Antoine Blanchard, like his predecessors, Edouard Cortes and Galien Laloue, has captured the essence of Parisian life with such perfection, accuracy and subtle intimacy that we cannot help but become an accomplice as well as an obliging and fortunate victim to its lure. With a technique delicate in brushwork, generous in color and alive with a movement that is newer in style and quite distinctive from those he followed, Blanchard paints a Paris that never sleeps, a city bustling with activity, from morning to evening, from season to season. We are invited to stroll amidst the lights and shadows of the exquisite architecture and experience Paris as it once was.

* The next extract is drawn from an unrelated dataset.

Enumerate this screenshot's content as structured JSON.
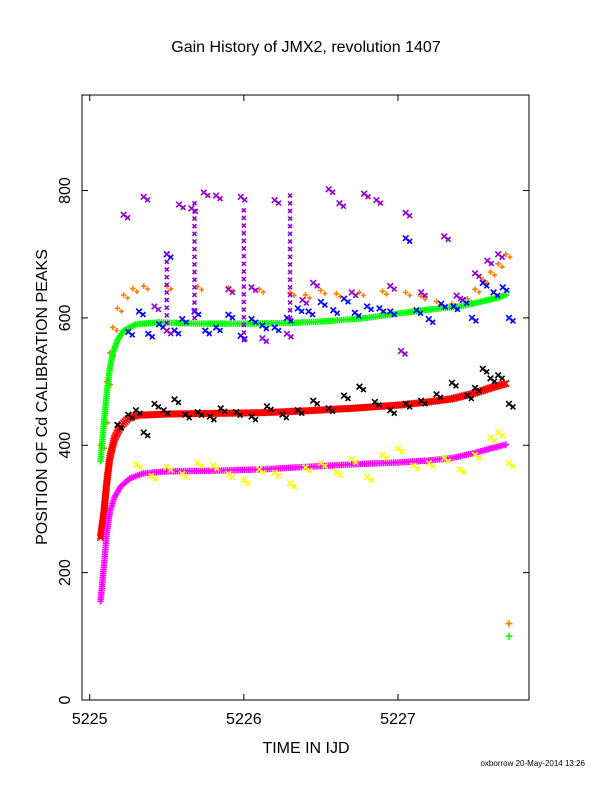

The eldest child of a furniture maker and his wife, Antoine was born on November 15, 1910, in a small on the banks of the Loire, near Blois. As we watched his father shape and carve pieces of wood into masterpieces of furniture, young Antoine’s creativity was inspired already at an early age, with an inclination first for drawing and sculpting, and then for painting. His parents encouraged him to enter the arts and moved the family to Rennes, in Brittany, so that he could attend the renowned Ecole des Beaux Arts there. It was not until young Blanchard moved to Paris in 1932, to continue his fine arts studies, that he discovered his passion and made his impact on the contemporary art world.

Blanchard’s career as an artist spans five decades. He exhibited regularly in the salons and galleries of Paris and received numerous awards. One of the most coveted, the premier prize, Grand Prix du Public, was awarded to him for his painting depicting Cafe de la Paix and the Opera House. Enclosed is a copy of the page from the book describing the process and the prize. The painting for which a photo has been enclosed is similar in composition to the one which won him the prize.

Blanchard passed away in 1988. A book has been published about his life and works.